"We're ready. When (customers) want it (the option of smaller engines) - we'll do it." That's a (somewhat mangled) quote from Thomas G. Stephens, GM's executive veep for global powertrain and quality, speaking at the inauguration of the General's Powertrain Engineering Development Center last Friday. What Stephens is referring to is the possibility of equipping Cadillacs with smaller, turbocharged engines – specifically fitting the 260-hp (or more) 2.0-liter, turbocharged four in the CTS sedan.
Sounds like a Hell of an idea, but how – exactly – is GM going to determine when consumers are ready for it? How about now?
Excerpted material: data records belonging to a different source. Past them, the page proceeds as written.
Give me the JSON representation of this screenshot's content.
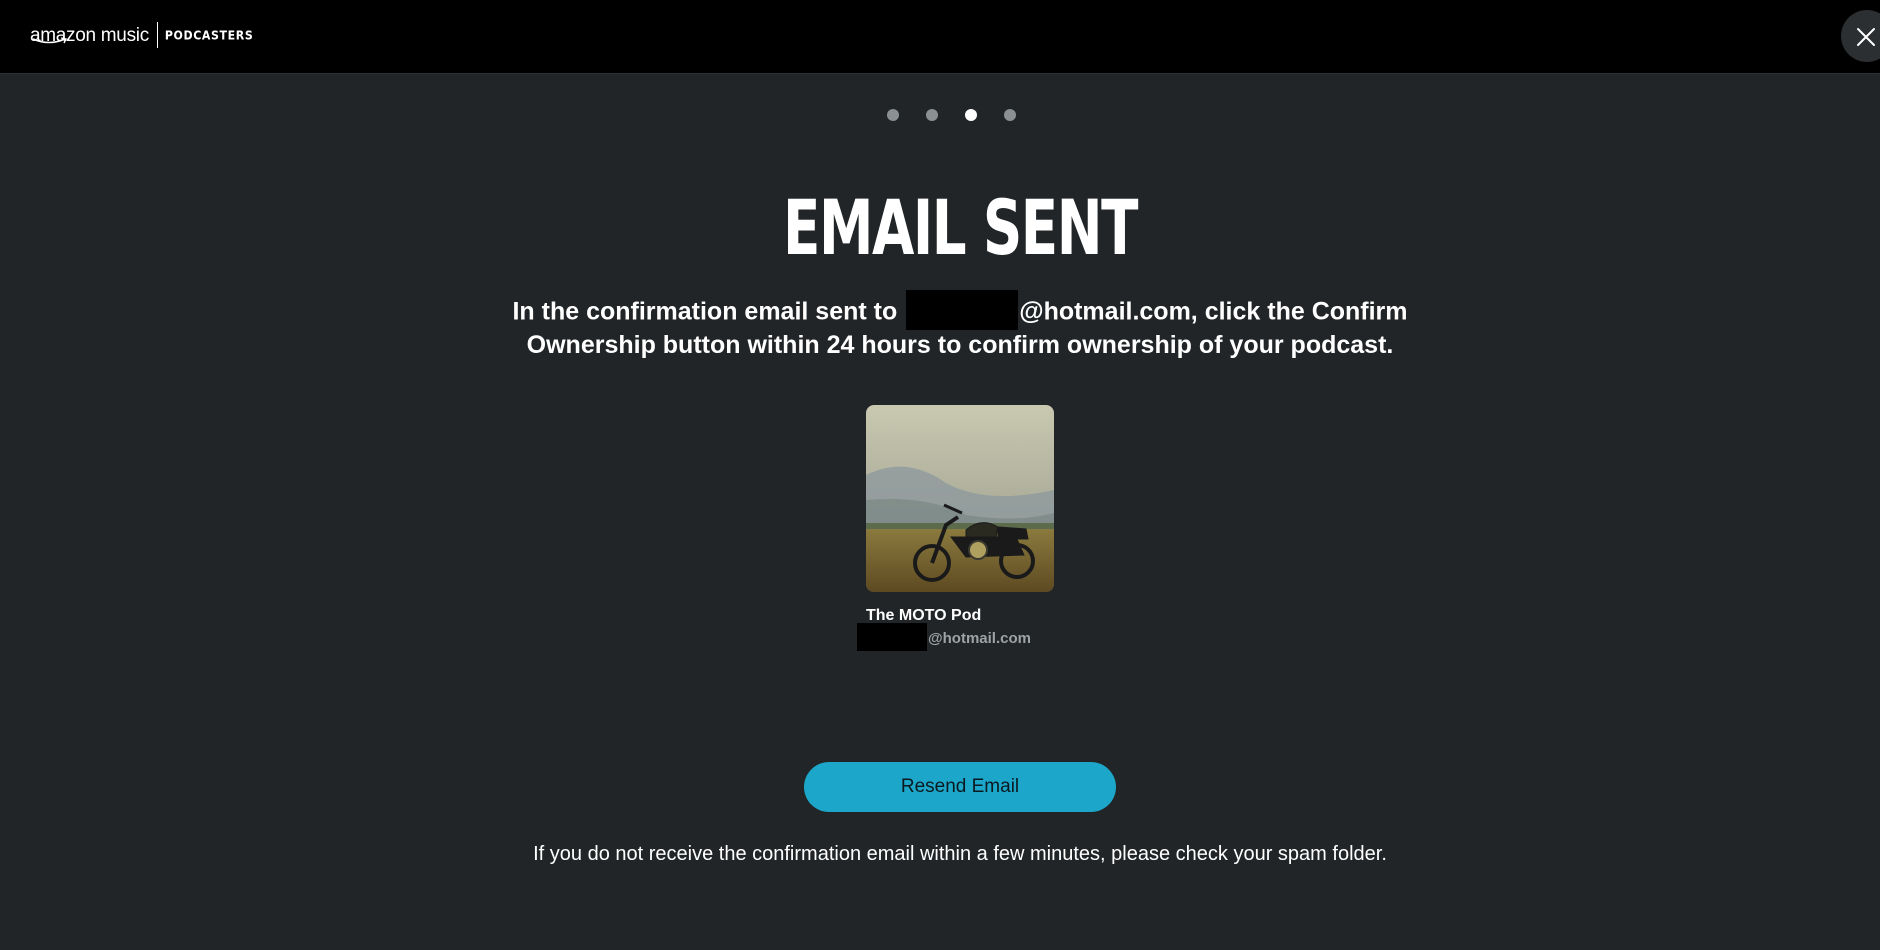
{
  "header": {
    "brand_name": "amazon music",
    "brand_sub": "PODCASTERS",
    "close_icon": "close-icon"
  },
  "steps": {
    "count": 4,
    "current": 3
  },
  "main": {
    "title": "EMAIL SENT",
    "message_prefix": "In the confirmation email sent to",
    "message_suffix": "@hotmail.com, click the Confirm Ownership button within 24 hours to confirm ownership of your podcast."
  },
  "podcast": {
    "name": "The MOTO Pod",
    "email_domain": "@hotmail.com",
    "cover_icon": "motorcycle-image"
  },
  "actions": {
    "resend_label": "Resend Email"
  },
  "footer": {
    "note": "If you do not receive the confirmation email within a few minutes, please check your spam folder."
  },
  "colors": {
    "background": "#212527",
    "header": "#000000",
    "accent": "#1ca6c9",
    "muted_text": "#9ea3a6"
  }
}
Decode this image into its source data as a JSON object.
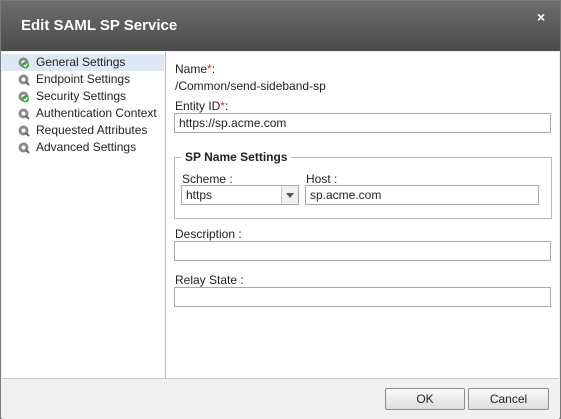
{
  "dialog": {
    "title": "Edit SAML SP Service",
    "close_label": "×"
  },
  "sidebar": {
    "items": [
      {
        "label": "General Settings",
        "icon": "check-gear-icon",
        "selected": true
      },
      {
        "label": "Endpoint Settings",
        "icon": "gear-icon"
      },
      {
        "label": "Security Settings",
        "icon": "check-gear-icon"
      },
      {
        "label": "Authentication Context",
        "icon": "gear-icon"
      },
      {
        "label": "Requested Attributes",
        "icon": "gear-icon"
      },
      {
        "label": "Advanced Settings",
        "icon": "gear-icon"
      }
    ]
  },
  "form": {
    "name_label": "Name",
    "name_value": "/Common/send-sideband-sp",
    "entity_id_label": "Entity ID",
    "entity_id_value": "https://sp.acme.com",
    "required_mark": "*",
    "colon": ":",
    "sp_name_settings": {
      "legend": "SP Name Settings",
      "scheme_label": "Scheme :",
      "scheme_value": "https",
      "host_label": "Host :",
      "host_value": "sp.acme.com"
    },
    "description_label": "Description :",
    "description_value": "",
    "relay_state_label": "Relay State :",
    "relay_state_value": ""
  },
  "footer": {
    "ok_label": "OK",
    "cancel_label": "Cancel"
  },
  "colors": {
    "titlebar": "#5a5a5a",
    "selected_row": "#dde7f6",
    "required": "#c0392b"
  }
}
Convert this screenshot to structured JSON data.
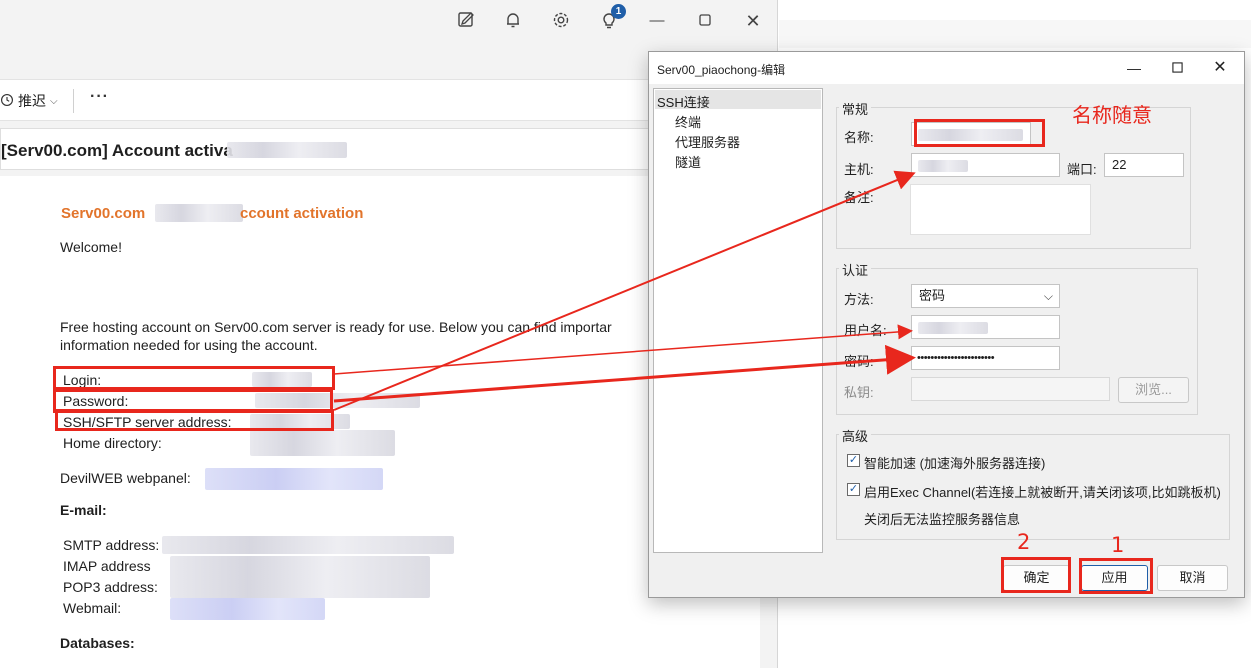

Prices at the pump may have peaked (for now), but consumers are still craving fuel-efficient rides that don't skimp on power and poise. GM is already making V8 levels of output with its direct-injected 3.6-liter V6 (see: Camaro) and that, coupled with Stephens' quote, means that GM isn't totally oblivious to the idea of offering smaller engines that balance fuel economy and thrust in packages that might benefit from them. But again, how will the market tell GM when it's open to the idea of fewer cylinders making just as much power? Ford is already ramping up to release its line of direct injected, turbocharged EcoBoost engines, BMW has proven that turbocharged sixes are the bee's knees and practically every other automaker is looking into forced induction as a means to a lighter, more powerful, more fuel efficient end. So why is GM stalling? If the General has the capabilities, it needs to step up and let the market embrace it. It will. If GM doesn't, it risks its own extinction.